USDA: Helping ranchers is crucial to helping sage-grouse

Central Oregon rancher restores sage-grouse habitat with NRCS assistance. Source: nrcs.usda.gov

Central Oregon rancher restores sage-grouse habitat with NRCS assistance. Source: nrcs.usda.gov

The U.S. Department of Agriculture (USDA) just announced new funding to support sage-grouse habitat conservation on working lands.

This is very promising, considering the last round of sage-grouse funding engaged more than 1,000 ranchers to conserve 4.4 million acres of bird habitat – an area twice the size of Yellowstone National Park.

That last round of funding – made available in 2010 through the Natural Resource Conservation Service’s (NRCS) Sage Grouse Initiative – invested $296.5 million to restore and conserve sage-grouse habitat. Today, NRCS pledged to extend these efforts by $200 million over another for years.

Doubling down on a good investment

Folks at USDA and NRCS know farmers and ranchers, and they know that farmers and ranchers are critical to protecting the sage-grouse. After all, private lands are home to 40 percent of greater sage-grouse habitat, and many of these same ranchers have grazing leases on public lands

But they also know that the conservation activities that benefit sage-grouse can also be good for cattle ranching. Or, as USDA’s Under Secretary for Natural Resources and Environment Robert Bonnie put it, “What’s good for the bird is good for the herd.”

So this new funding isn’t just an investment in sage-grouse. It’s also an investment in America’s working landscapes.

Ranchers at the ready

rancherFarmers and ranchers across the bird’s 11-state range recognize the central role they can play in recovering the sage-grouse.
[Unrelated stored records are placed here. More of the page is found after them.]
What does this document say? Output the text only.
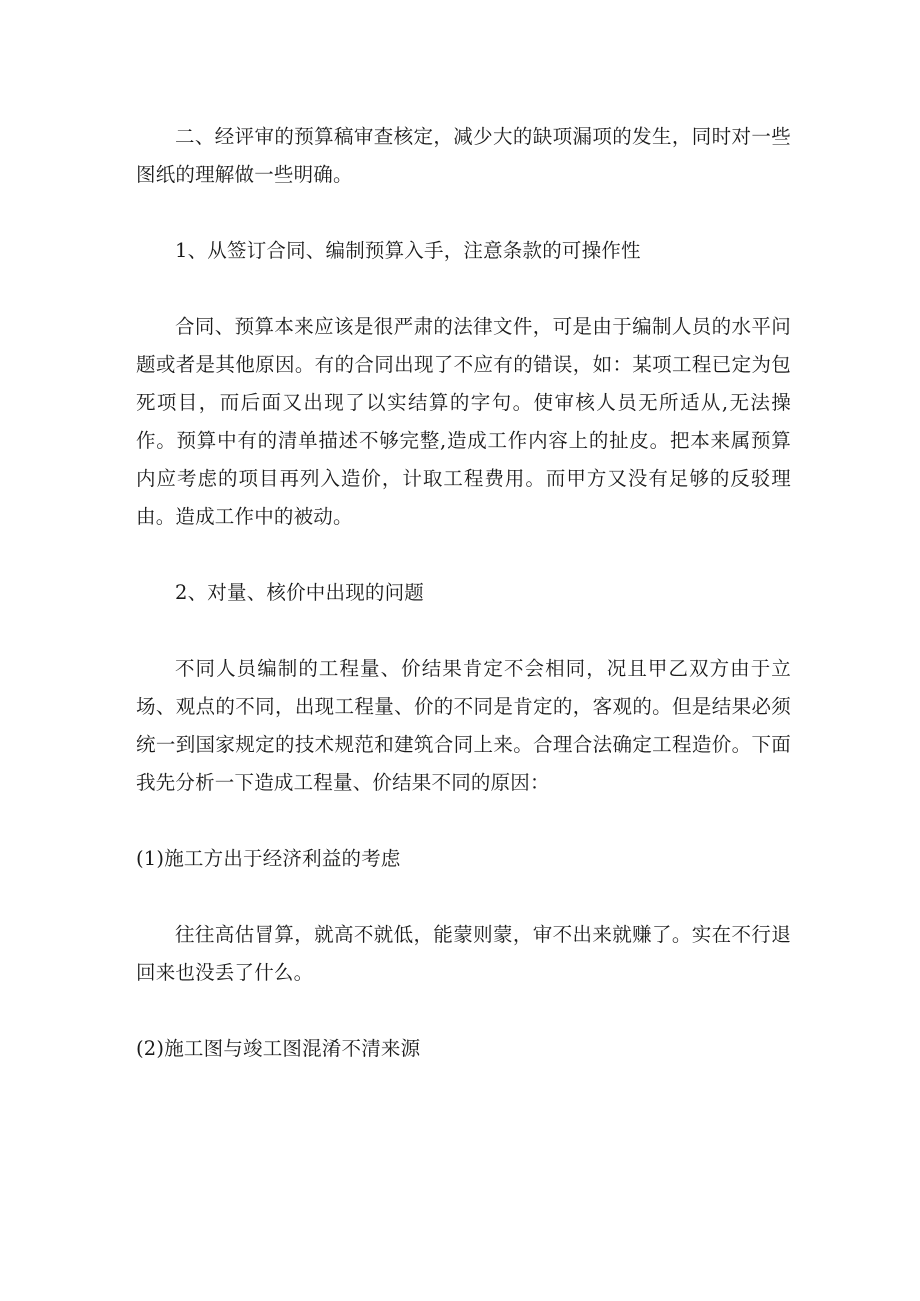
二、经评审的预算稿审查核定，减少大的缺项漏项的发生，同时对一些图纸的理解做一些明确。

1、从签订合同、编制预算入手，注意条款的可操作性

合同、预算本来应该是很严肃的法律文件，可是由于编制人员的水平问题或者是其他原因。有的合同出现了不应有的错误，如：某项工程已定为包死项目，而后面又出现了以实结算的字句。使审核人员无所适从,无法操作。预算中有的清单描述不够完整,造成工作内容上的扯皮。把本来属预算内应考虑的项目再列入造价，计取工程费用。而甲方又没有足够的反驳理由。造成工作中的被动。

2、对量、核价中出现的问题

不同人员编制的工程量、价结果肯定不会相同，况且甲乙双方由于立场、观点的不同，出现工程量、价的不同是肯定的，客观的。但是结果必须统一到国家规定的技术规范和建筑合同上来。合理合法确定工程造价。下面我先分析一下造成工程量、价结果不同的原因：

(1)施工方出于经济利益的考虑

往往高估冒算，就高不就低，能蒙则蒙，审不出来就赚了。实在不行退回来也没丢了什么。

(2)施工图与竣工图混淆不清来源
Their business, customs and culture are built on stewardship, so they are ready for the challenge.

For example, ranchers in the Upper Green River Basin of Wyoming have already been exploring the potential for a market-based solution – the Upper Green River Conservation Exchange – that can sustain both the ranch and the important riparian and wildlife habitat located on these rural working lands.

With a listing decision on the horizon, local ranchers are now working with the Sublette Country Resource Conservation District, University of Wyoming, The Nature Conservancy and Environmental Defense Fund (EDF) to develop the tools and framework to get the exchange up and running as soon as possible.

Following USDA’s lead

“We’re working with ranchers who are taking proactive steps to improve habitat for sage-grouse while improving the sustainability of their agricultural operations.” – USDA Under Secretary for Natural Resources and Environment Robert Bonnie

We can’t expect to help the greater sage-grouse without helping ranchers. That’s why we at EDF are also working to make farmers and ranchers a part of the sage-grouse solution.

Through collaborative design, we are building habitat exchanges that work alongside efforts like the Sage Grouse Initiative to enlist farmers and ranchers in conservation at an unprecedented scale and pace. The hope: to secure a positive future for the greater sage-grouse and maintain a vibrant western economy.